The wagon, of course, would be the ideal, but even the sedan has a roomy back seat, and the two-door sedan has tons more headroom for a big dog like a Great Dane than the 262C did. The 262C just makes no sense as a dog car! Look how it was advertised:
It’s a classy, luxurious automobile experience! Look a those tufted leather seats, and that snug, low roofline! Do you really want to shove almost 200 pounds of smelly dog in there, scratching up those butterscotch-leather seats and soaking the carpets in drool? No, of course not, you’re too classy! Bertone designed this car, not freaking Boots and Barkley!
If we scour the Volvo press website for other times dogs have come up in Volvo official press photos, the results are pretty limited and very predictable:
A few photos of dogs in the back of Volvo wagons, sometimes trapped behind an accessory luggage compartment divider thing. That’s about it!
Finally, I reached out to Volvo themselves to see if they had any idea of what the story was behind this mystery dog. Russel Datz, Volvo’s National Media Relations Manager attempted to find out the story, and reached out to Volvo’s headquarters in Sweden to see what they could find.

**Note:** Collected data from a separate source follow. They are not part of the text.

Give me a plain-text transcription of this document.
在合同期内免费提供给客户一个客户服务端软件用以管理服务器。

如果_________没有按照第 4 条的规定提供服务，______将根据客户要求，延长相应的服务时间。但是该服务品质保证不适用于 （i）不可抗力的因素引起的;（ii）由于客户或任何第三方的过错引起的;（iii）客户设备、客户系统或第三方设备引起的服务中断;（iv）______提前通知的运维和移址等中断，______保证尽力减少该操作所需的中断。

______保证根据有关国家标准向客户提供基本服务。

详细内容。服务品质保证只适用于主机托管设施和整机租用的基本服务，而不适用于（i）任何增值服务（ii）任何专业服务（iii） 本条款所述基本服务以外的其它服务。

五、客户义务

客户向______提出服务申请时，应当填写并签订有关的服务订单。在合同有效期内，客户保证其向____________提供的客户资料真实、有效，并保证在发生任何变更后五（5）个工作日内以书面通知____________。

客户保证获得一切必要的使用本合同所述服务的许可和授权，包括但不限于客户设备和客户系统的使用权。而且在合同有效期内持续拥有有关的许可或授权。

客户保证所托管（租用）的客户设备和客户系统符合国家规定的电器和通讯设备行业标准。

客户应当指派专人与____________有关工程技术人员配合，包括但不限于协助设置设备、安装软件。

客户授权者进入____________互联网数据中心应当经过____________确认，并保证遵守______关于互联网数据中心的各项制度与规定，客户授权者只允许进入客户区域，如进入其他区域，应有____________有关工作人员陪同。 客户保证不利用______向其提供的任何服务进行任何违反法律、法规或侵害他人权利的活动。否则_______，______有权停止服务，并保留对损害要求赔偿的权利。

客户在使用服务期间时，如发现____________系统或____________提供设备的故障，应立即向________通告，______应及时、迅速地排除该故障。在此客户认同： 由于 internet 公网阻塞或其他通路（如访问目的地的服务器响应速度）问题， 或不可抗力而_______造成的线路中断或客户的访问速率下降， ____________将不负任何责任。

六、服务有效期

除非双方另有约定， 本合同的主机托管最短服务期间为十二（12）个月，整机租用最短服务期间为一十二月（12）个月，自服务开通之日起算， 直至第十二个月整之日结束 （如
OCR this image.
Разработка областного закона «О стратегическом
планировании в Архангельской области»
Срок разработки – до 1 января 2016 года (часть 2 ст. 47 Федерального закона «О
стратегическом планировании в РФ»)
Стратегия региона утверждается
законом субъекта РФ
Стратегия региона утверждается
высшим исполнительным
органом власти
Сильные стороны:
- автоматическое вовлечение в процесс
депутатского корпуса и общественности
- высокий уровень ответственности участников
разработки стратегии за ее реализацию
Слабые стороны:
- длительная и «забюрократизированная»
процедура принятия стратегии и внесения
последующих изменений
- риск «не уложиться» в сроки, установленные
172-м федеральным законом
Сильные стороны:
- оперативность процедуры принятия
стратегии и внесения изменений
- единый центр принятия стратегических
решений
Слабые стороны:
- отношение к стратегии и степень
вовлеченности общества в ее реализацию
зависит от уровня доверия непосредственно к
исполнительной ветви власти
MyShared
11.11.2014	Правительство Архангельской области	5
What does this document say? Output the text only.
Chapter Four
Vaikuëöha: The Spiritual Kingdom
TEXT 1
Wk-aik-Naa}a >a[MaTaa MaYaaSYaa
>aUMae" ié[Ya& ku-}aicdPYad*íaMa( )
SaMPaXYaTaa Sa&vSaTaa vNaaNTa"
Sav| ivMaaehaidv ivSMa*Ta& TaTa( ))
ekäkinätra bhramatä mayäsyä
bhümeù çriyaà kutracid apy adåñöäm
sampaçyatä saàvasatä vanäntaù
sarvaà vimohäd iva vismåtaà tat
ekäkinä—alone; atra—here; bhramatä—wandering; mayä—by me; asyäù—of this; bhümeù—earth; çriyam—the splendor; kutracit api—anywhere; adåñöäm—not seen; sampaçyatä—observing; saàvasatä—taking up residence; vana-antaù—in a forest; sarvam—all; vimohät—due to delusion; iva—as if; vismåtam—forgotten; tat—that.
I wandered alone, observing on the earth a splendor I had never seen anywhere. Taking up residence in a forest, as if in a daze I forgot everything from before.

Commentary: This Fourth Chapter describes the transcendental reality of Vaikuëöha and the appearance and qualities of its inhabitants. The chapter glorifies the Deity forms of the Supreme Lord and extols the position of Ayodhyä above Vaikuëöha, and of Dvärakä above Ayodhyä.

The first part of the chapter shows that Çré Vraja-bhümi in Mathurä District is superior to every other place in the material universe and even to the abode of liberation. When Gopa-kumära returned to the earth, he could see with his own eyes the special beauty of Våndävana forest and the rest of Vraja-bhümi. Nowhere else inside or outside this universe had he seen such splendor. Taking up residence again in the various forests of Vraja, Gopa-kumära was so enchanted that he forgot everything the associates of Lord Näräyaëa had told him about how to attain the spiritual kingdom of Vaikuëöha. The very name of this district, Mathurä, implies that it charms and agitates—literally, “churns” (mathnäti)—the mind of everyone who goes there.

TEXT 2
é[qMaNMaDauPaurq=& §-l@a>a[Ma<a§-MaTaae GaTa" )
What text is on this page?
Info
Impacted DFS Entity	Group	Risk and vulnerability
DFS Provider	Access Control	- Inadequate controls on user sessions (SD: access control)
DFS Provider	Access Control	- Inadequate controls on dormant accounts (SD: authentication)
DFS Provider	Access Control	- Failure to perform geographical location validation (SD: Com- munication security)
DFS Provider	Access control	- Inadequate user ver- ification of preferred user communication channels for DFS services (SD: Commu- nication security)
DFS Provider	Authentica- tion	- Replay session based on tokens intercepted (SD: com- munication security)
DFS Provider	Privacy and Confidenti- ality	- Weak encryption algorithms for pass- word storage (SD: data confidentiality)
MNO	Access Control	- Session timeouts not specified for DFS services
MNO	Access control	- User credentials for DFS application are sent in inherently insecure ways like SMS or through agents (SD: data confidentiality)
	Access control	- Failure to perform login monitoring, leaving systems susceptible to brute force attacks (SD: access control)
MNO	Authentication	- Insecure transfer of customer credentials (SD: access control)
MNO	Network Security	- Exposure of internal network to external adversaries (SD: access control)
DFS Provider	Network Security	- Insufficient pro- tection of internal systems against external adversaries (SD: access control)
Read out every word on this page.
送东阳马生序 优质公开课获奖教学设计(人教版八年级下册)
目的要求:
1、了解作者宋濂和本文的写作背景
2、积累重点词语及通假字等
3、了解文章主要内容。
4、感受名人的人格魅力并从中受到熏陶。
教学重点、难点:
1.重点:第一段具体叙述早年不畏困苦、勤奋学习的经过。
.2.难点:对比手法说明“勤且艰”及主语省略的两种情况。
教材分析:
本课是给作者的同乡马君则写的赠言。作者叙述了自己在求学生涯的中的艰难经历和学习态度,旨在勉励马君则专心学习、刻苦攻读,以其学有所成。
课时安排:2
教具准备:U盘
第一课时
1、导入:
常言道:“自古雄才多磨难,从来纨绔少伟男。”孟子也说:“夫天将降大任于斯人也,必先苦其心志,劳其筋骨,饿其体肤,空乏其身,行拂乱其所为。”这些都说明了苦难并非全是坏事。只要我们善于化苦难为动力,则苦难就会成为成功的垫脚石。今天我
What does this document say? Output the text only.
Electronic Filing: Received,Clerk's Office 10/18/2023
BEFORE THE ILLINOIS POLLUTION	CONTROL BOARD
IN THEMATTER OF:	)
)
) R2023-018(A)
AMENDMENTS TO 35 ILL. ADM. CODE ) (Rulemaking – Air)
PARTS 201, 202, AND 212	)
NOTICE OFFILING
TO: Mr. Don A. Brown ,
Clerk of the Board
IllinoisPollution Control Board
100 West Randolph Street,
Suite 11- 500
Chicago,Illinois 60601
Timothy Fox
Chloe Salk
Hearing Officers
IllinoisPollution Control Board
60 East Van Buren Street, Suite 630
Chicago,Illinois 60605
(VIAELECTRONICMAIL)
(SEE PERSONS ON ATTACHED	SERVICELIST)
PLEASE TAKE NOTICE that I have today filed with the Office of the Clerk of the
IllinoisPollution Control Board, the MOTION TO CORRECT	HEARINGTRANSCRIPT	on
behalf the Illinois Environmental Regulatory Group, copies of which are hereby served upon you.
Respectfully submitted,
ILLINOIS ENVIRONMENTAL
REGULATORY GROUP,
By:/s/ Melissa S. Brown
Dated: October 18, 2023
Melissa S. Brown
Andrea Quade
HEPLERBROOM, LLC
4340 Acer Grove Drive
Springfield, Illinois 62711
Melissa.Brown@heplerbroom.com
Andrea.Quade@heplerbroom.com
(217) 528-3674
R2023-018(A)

Here’s what he told me:
“We have no idea what’s up with the dog.”
I appreciate the attempt, but that doesn’t really help. Was it the photographer’s dog? Was the dog the proud owner of the car? Did the factory have a Great Dane infestation? Was it the security system?
Truth is, we just don’t know. The Great Dane in the Volvo 262C Bertone Press Photo remains a glorious mystery.